Tuesday, July 18, 2017

big picture writing issues

I have so many pet peeves when it comes to writing, often triggered by reviewing reports that annoy me in some way. That’s why I have a whole separate “writing" label.

I've recently been in multiple conversations where someone (not me!) turned the discussion to “training young professionals to write the reports we need”. Usually the complaints boil down to a few major issues.

Mechanics: the easiest to blog about, and the easiest to fix. I can note abbreviation issues, misused words like they’re/there/their, table and figures don’t match the text references, etc. and send the report back for revision. I can pull together checklists to handle the vast majority of these.

Writing style/voice: this one is relatively easy to explain to someone who’s already a good writer, whether they are familiar with the mechanics of environmental report writing or not. Minimize the passive voice and “there are” constructions. Mix up your sentence structure so that you don’t say the exact same thing six times in a row, just with different nouns. Break up 300-word sentences and two page paragraphs so that your reader is not faced with a wall of text. Don’t use a 10-dollar word if a 10-cent word fits just as well.

I’m not trying to force a “house style” on young professionals (although with other good technical writers, we definitely have differences of opinion and covertly/not covertly “fix” things our way), but am aiming for a basic level of writing that is not going to make the organization look bad. One problem I run into when trying to train someone on writing style is that they don’t hear/see the difference between brain-numbing text and ok text, and so they can’t replicate it on their own. They may be able to explain/say something but somehow what they say doesn’t actually make it to the page. Or they may read something and not actually hear how it sounds. Reading the text out loud can help with this.
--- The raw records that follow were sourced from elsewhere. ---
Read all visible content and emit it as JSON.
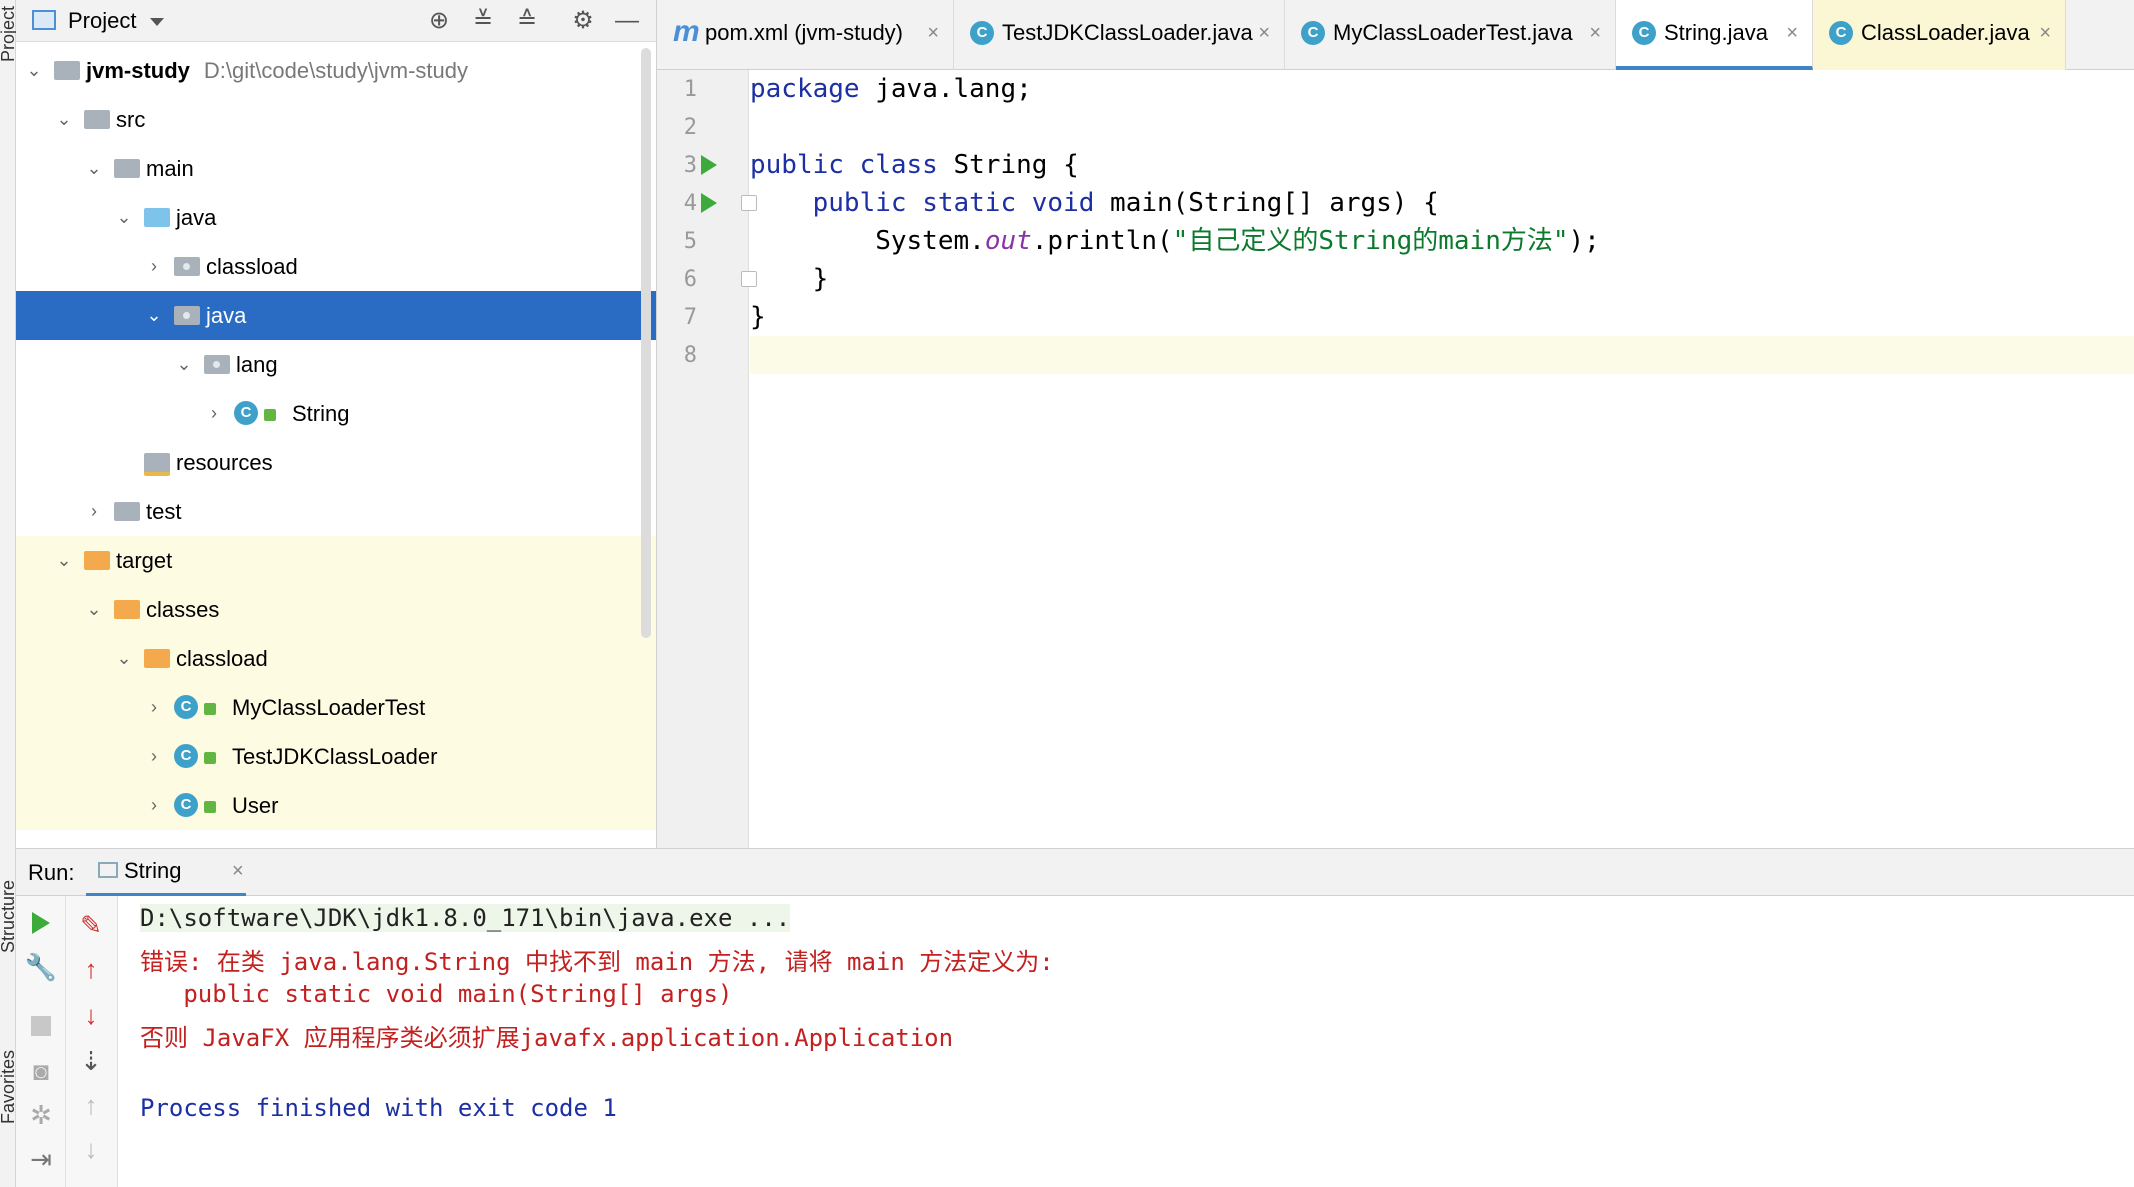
{
  "sidebar_strip": {
    "project_label": "Project",
    "structure_label": "Structure",
    "favorites_label": "Favorites"
  },
  "project_panel": {
    "title": "Project",
    "tree": [
      {
        "label": "jvm-study",
        "path": "D:\\git\\code\\study\\jvm-study"
      },
      {
        "label": "src"
      },
      {
        "label": "main"
      },
      {
        "label": "java"
      },
      {
        "label": "classload"
      },
      {
        "label": "java"
      },
      {
        "label": "lang"
      },
      {
        "label": "String"
      },
      {
        "label": "resources"
      },
      {
        "label": "test"
      },
      {
        "label": "target"
      },
      {
        "label": "classes"
      },
      {
        "label": "classload"
      },
      {
        "label": "MyClassLoaderTest"
      },
      {
        "label": "TestJDKClassLoader"
      },
      {
        "label": "User"
      }
    ]
  },
  "tabs": [
    {
      "label": "pom.xml (jvm-study)",
      "close": "×"
    },
    {
      "label": "TestJDKClassLoader.java",
      "close": "×"
    },
    {
      "label": "MyClassLoaderTest.java",
      "close": "×"
    },
    {
      "label": "String.java",
      "close": "×"
    },
    {
      "label": "ClassLoader.java",
      "close": "×"
    }
  ],
  "editor": {
    "line_numbers": [
      "1",
      "2",
      "3",
      "4",
      "5",
      "6",
      "7",
      "8"
    ],
    "code": {
      "l1_kw": "package",
      "l1_rest": " java.lang;",
      "l3_kw": "public class",
      "l3_rest": " String {",
      "l4_indent": "    ",
      "l4_kw": "public static void",
      "l4_rest": " main(String[] args) {",
      "l5_indent": "        System.",
      "l5_field": "out",
      "l5_mid": ".println(",
      "l5_str": "\"自己定义的String的main方法\"",
      "l5_end": ");",
      "l6": "    }",
      "l7": "}"
    }
  },
  "run_panel": {
    "label": "Run:",
    "tab_label": "String",
    "tab_close": "×",
    "console": {
      "cmd": "D:\\software\\JDK\\jdk1.8.0_171\\bin\\java.exe ...",
      "err1": "错误: 在类 java.lang.String 中找不到 main 方法, 请将 main 方法定义为:",
      "err2": "   public static void main(String[] args)",
      "err3": "否则 JavaFX 应用程序类必须扩展javafx.application.Application",
      "finish": "Process finished with exit code 1"
    }
  },
  "colors": {
    "selection": "#2a6cc4",
    "keyword": "#1c2fa3",
    "string": "#0b7a2d",
    "error": "#c32020",
    "tab_underline": "#4083c9"
  },
  "icons": [
    "project-icon",
    "locate-icon",
    "expand-all-icon",
    "collapse-all-icon",
    "gear-icon",
    "minimize-icon",
    "run-icon",
    "wrench-icon",
    "stop-icon",
    "camera-icon",
    "bug-icon",
    "exit-icon",
    "rerun-icon",
    "up-arrow-icon",
    "down-arrow-icon",
    "sort-icon",
    "scroll-up-icon",
    "scroll-down-icon"
  ]
}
I don’t know of any training that will help someone “get” how to write clearly, within a reasonable time frame, and without requiring massive revisions. Usually we limit the struggling writer to very simple reports that are essentially the same and can be copied/pasted almost entirely, in the hopes that they will gradually pick things up and be able to move to more complicated reports. I can suggest that the struggling writer read more to pick up an ear for language, but it’s really hard with someone who has already reached their early 20s (or later) and just doesn’t have an ear for these things. I have limited time to push/cajole/produce major revisions so that a document can go out the door, and honestly, it becomes career limiting to the writer because I’ll either give up and do it myself or find someone else who can pick up these things without so much handholding.

Big picture: what to include in the report? The easiest report to write is the one that requires only minor changes from a template, but even that requires some intellectual curiosity and an ability to spot potential issues. If we’ve been sampling the same set of wells for 10 years and there’s a persistent issue (high turbidity, anomalous chemistry, doesn’t recharge quickly), is there something we can do to redevelop the well? Does the existing monitoring well network actually capturing what’s happening? Are there “stray” detections that suggest that something is changing or getting worse? And if there are field observations/notes that there are access issues (such as a well at the edge of a parking lot continually getting buried with sand), are they getting into the report?

Small issues that can point to big-picture problems can be tough to evaluate for a reviewer because if the writer and/or the field crew (a whole other issue) don’t flag them, the reviewer may not know enough about the project to catch them and ask those questions.

Many writers want to slap together a report and move on with their day without worrying about quality or critical evaluation, which is ok for a while. But if the site ends up contested in some way, or a big client wants to rebid a bunch of work, those reports are sitting out there, just waiting to be critically evaluated. A poor body of work, in environmental consulting, is a time bomb. On the flip side, a critical mass of well-written, coherent, and scientifically reasonable work is a great foundation for future work.